Terrasquestone could also be known as a city of wells and fountains, so they have water that ... just shows up. As for sanitation, cunning design of the streets, ditches, and erstwhile canals ensure that during rains the streets and sluiced clean, and all the waste water and organic debris is washed into bottomless cisterns, strange grottos, and into the Devouring Deeps around the city and under the major buildings.

The Dungeon feeds

5. Walls, Walls, and Walls

The center is the castle, a great and ragged looking structure, ideally looking like a fusion between the Segada cathedral, Godzilla, and the Red Keep, though most of the stonework is orange. Most of the stonework is made of an iron/clay rich type of marble. This makes the occlusions in the white stone mostly in the orange range. This same iron clay rich mineral base is also present in orange metaquartzite, or sandstone that has undergone geologic stress from sedimentary to metamorphic stone.

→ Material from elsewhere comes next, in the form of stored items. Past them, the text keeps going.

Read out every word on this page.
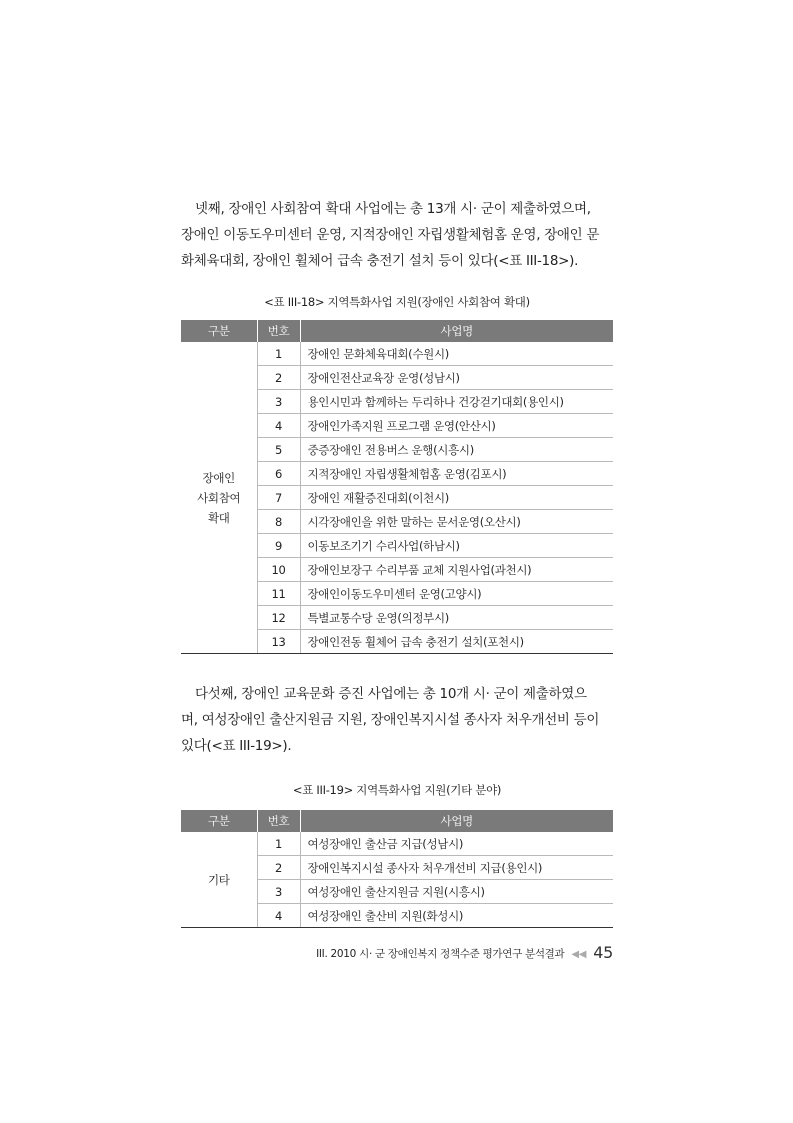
넷째, 장애인 사회참여 확대 사업에는 총 13개 시· 군이 제출하였으며,
장애인 이동도우미센터 운영, 지적장애인 자립생활체험홈 운영, 장애인 문
화체육대회, 장애인 휠체어 급속 충전기 설치 등이 있다(<표 III-18>).

<표 III-18> 지역특화사업 지원(장애인 사회참여 확대)

구분	번호	사업명

장애인
사회참여
확대	1	장애인 문화체육대회(수원시)
	2	장애인전산교육장 운영(성남시)
	3	용인시민과 함께하는 두리하나 건강걷기대회(용인시)
	4	장애인가족지원 프로그램 운영(안산시)
	5	중증장애인 전용버스 운행(시흥시)
	6	지적장애인 자립생활체험홈 운영(김포시)
	7	장애인 재활증진대회(이천시)
	8	시각장애인을 위한 말하는 문서운영(오산시)
	9	이동보조기기 수리사업(하남시)
	10	장애인보장구 수리부품 교체 지원사업(과천시)
	11	장애인이동도우미센터 운영(고양시)
	12	특별교통수당 운영(의정부시)
	13	장애인전동 휠체어 급속 충전기 설치(포천시)
다섯째, 장애인 교육문화 증진 사업에는 총 10개 시· 군이 제출하였으
며, 여성장애인 출산지원금 지원, 장애인복지시설 종사자 처우개선비 등이
있다(<표 III-19>).

<표 III-19> 지역특화사업 지원(기타 분야)

구분	번호	사업명

기타	1	여성장애인 출산금 지급(성남시)
	2	장애인복지시설 종사자 처우개선비 지급(용인시)
	3	여성장애인 출산지원금 지원(시흥시)
	4	여성장애인 출산비 지원(화성시)
III. 2010 시· 군 장애인복지 정책수준 평가연구 분석결과 ◀◀ 45
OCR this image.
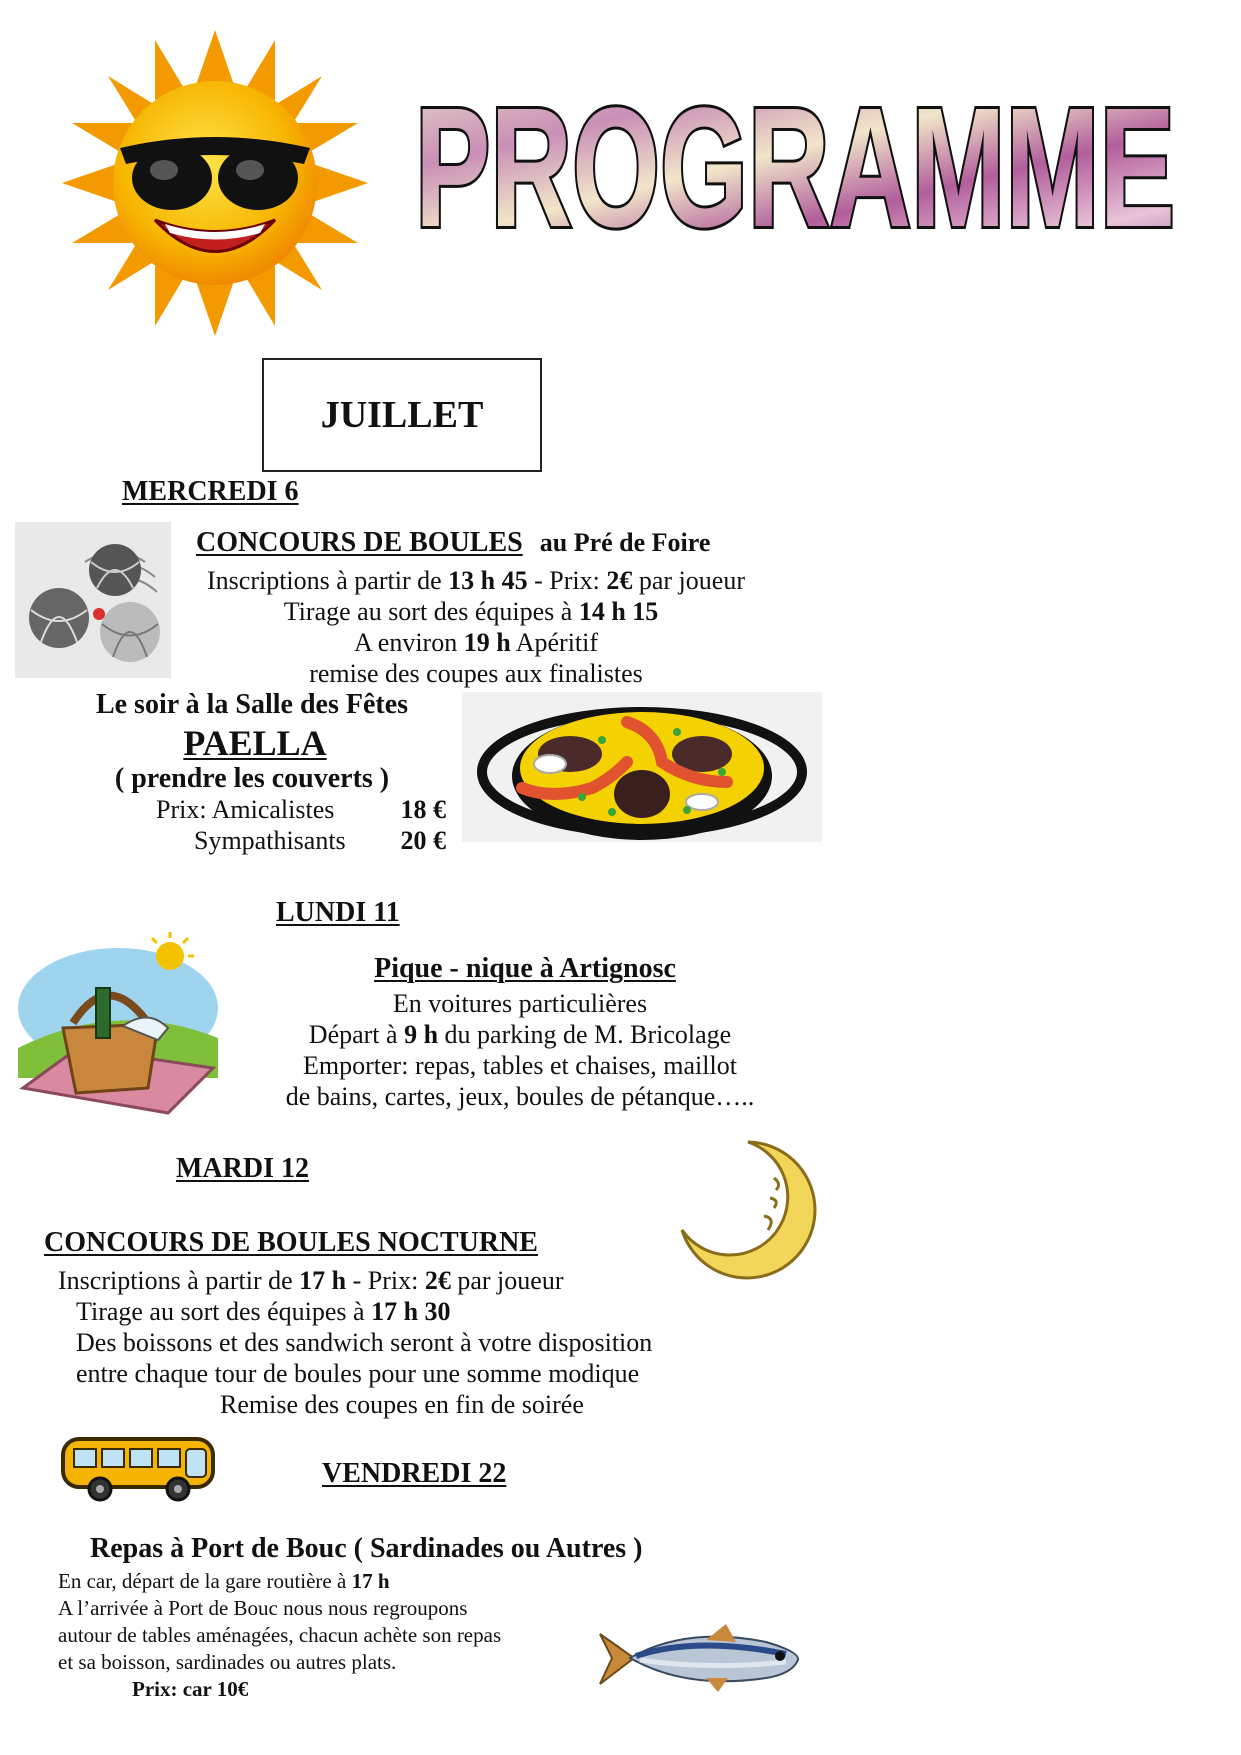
PROGRAMME
JUILLET
MERCREDI 6
CONCOURS DE BOULES au Pré de Foire
Inscriptions à partir de 13 h 45 - Prix: 2€ par joueur
Tirage au sort des équipes à 14 h 15
A environ 19 h Apéritif
remise des coupes aux finalistes
Le soir à la Salle des Fêtes
PAELLA
( prendre les couverts )
Prix: Amicalistes	18 €
Sympathisants 20 €
LUNDI 11
Pique - nique à Artignosc
En voitures particulières
Départ à 9 h du parking de M. Bricolage
Emporter: repas, tables et chaises, maillot
de bains, cartes, jeux, boules de pétanque…..
MARDI 12
CONCOURS DE BOULES NOCTURNE
Inscriptions à partir de 17 h - Prix: 2€ par joueur
Tirage au sort des équipes à 17 h 30
Des boissons et des sandwich seront à votre disposition
entre chaque tour de boules pour une somme modique
Remise des coupes en fin de soirée
VENDREDI 22
Repas à Port de Bouc ( Sardinades ou Autres )
En car, départ de la gare routière à 17 h
A l’arrivée à Port de Bouc nous nous regroupons
autour de tables aménagées, chacun achète son repas
et sa boisson, sardinades ou autres plats.
Prix: car 10€
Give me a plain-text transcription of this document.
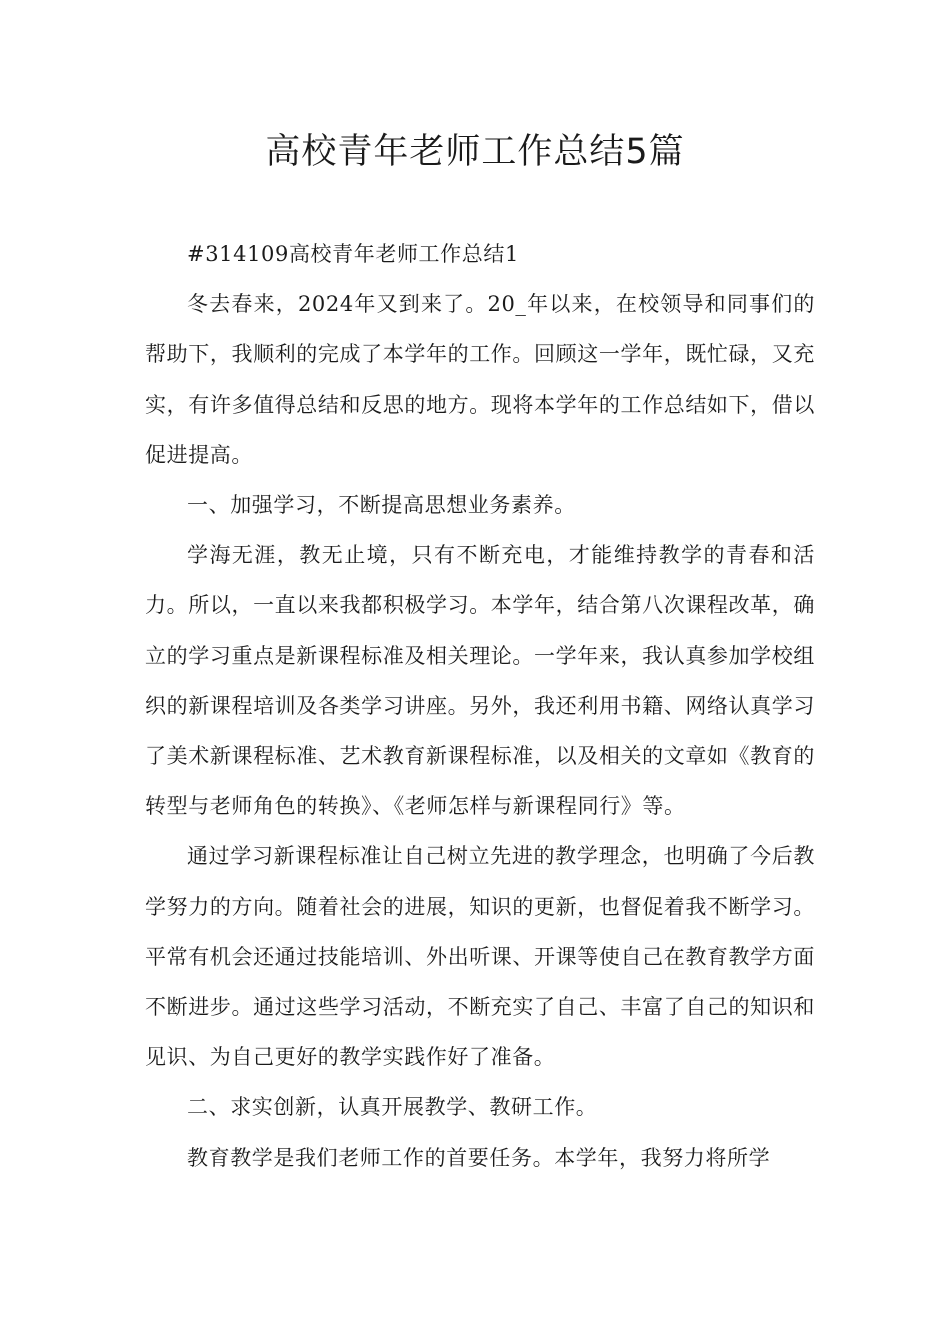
高校青年老师工作总结5篇

#314109高校青年老师工作总结1

冬去春来，2024年又到来了。20_年以来，在校领导和同事们的帮助下，我顺利的完成了本学年的工作。回顾这一学年，既忙碌，又充实，有许多值得总结和反思的地方。现将本学年的工作总结如下，借以促进提高。

一、加强学习，不断提高思想业务素养。

学海无涯，教无止境，只有不断充电，才能维持教学的青春和活力。所以，一直以来我都积极学习。本学年，结合第八次课程改革，确立的学习重点是新课程标准及相关理论。一学年来，我认真参加学校组织的新课程培训及各类学习讲座。另外，我还利用书籍、网络认真学习了美术新课程标准、艺术教育新课程标准，以及相关的文章如《教育的转型与老师角色的转换》、《老师怎样与新课程同行》等。

通过学习新课程标准让自己树立先进的教学理念，也明确了今后教学努力的方向。随着社会的进展，知识的更新，也督促着我不断学习。平常有机会还通过技能培训、外出听课、开课等使自己在教育教学方面不断进步。通过这些学习活动，不断充实了自己、丰富了自己的知识和见识、为自己更好的教学实践作好了准备。

二、求实创新，认真开展教学、教研工作。

教育教学是我们老师工作的首要任务。本学年，我努力将所学
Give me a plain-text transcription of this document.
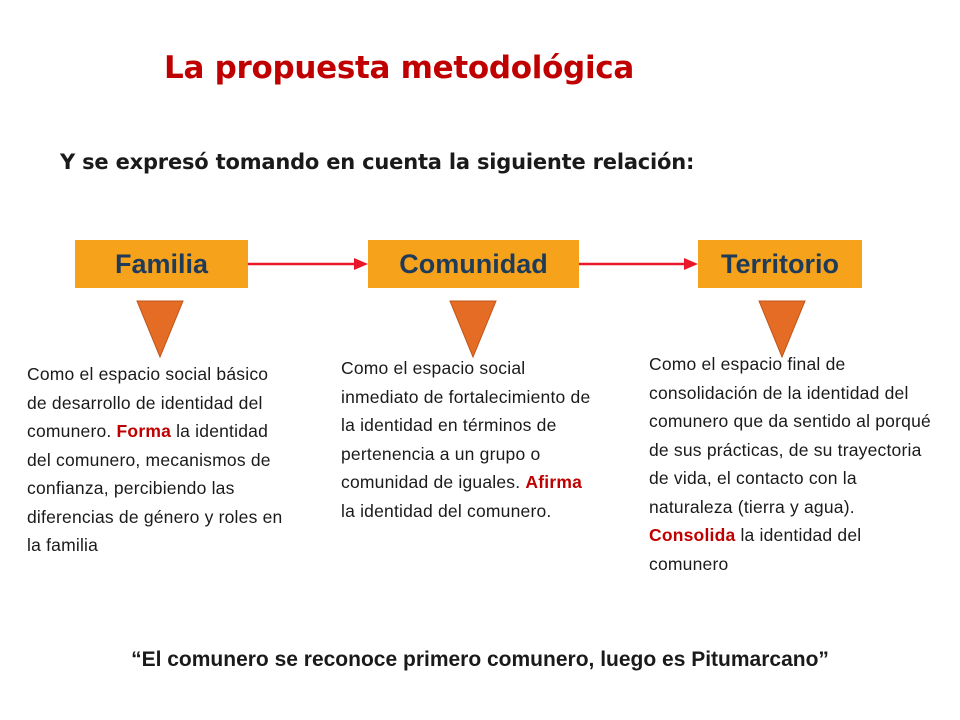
La propuesta metodológica
Y se expresó tomando en cuenta la siguiente relación:
Familia	Comunidad	Territorio
Como el espacio social básico de desarrollo de identidad del comunero. Forma la identidad del comunero, mecanismos de confianza, percibiendo las diferencias de género y roles en la familia
Como el espacio social inmediato de fortalecimiento de la identidad en términos de pertenencia a un grupo o comunidad de iguales. Afirma la identidad del comunero.
Como el espacio final de consolidación de la identidad del comunero que da sentido al porqué de sus prácticas, de su trayectoria de vida, el contacto con la naturaleza (tierra y agua). Consolida la identidad del comunero
“El comunero se reconoce primero comunero, luego es Pitumarcano”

The castle is made of the best grade of orange marble, and where there is metalwork, dragonbrass has been used more than all other metals combined.

The inner wall encircles the castle grounds, and the inside is faced in orange marble, but the wall and its core are metaquartzite.

The middle wall encircled the inner city, where the wealthy, the nobles, and the centers of higher non-marital learning. This wall has multiple mini-forts in it, gates, gate towers, and so forth. It is made of orange metaquartzite, and there is little to no orange marble. Dungeon iron is more common than dragonbrass, but the metal is all functional, and almost none is ornamental.

The outer wall encloses the middle city, where the working class mostly live and do almost all of their business. The palazzio model is the most common, a ground floor workshop craftspace with residential space above it. This wall is the newest and large sections of it are lower grade 'rock'.

As the city grows, the layout and planning is ever changing and updating, and most people do not notice it. The walls are maintained, and after a battle the lords might have people start working to repair them, but sometimes and entire section of wall might change its cladding, with metaquartzite turning into orange marble, gates going from iron bound to gleaming dragonbrass.

6. The Oriaste, Car-Carosach, and the Cairrags

The Oriaste is the flat plain that surrounds the city around its southern, and western sides. It is larger than all of the other cantons of the region and has hosted invading armies, mass migrations of refugees, and otherwise been a common green large enough for gods to picnic and go lawn bowling.

Car-Carosach is the composite woodlands/fens/badlands that extend around the northern edge of the city, and is host to the majority of the Devouring Deeps. Most people know to stay out of the Car-Car.

The Cairrags are a series of miniature fortresses scattered in loose rings around the city. They do not provide a continuous defense, but they allow for soldiers, mercenaries, and heroes to have a fastness to harass enemies. The individual Cairrags have 'day jobs' and are not full-time fortresses stocked for a siege. Most are also mills, monasteries, or even roadside taverns. Many of the Cairrags aren't even known as being fortresses to the average resident and certainly not to visitors.

7. The Numinous Road and the Gygaxian Gyre

The Numinous Road and the Gyre do not have a healthy relationship. The Gyre has managed to hammer the road down into one place, leading to one of the major gates of the city, where it brings new people, things, ideas, all that jazz. The road can sometimes be perilous going to the city because, like a snake nailed to a deck, it's trying to break free and cannot. Sometimes caravans end up in a nearby canton, or instead of a bridge, they find a tunnel. This is just accepted as a local quirk and the residents of the region blame it on Puithno Lefn (then spit on the ground).

Puithno Lefn is a butchered mouth sound that basically means 'Fucking Elves' typically referring to the ancient High Elves who named almost everything, broke a bunch of things, created dungeons, monsters, and other sentient races, and then vanished. Colloquially, it can be used in place of Who Knows, I don't know, I don't care, and depending on inflection, either apathy or disgust.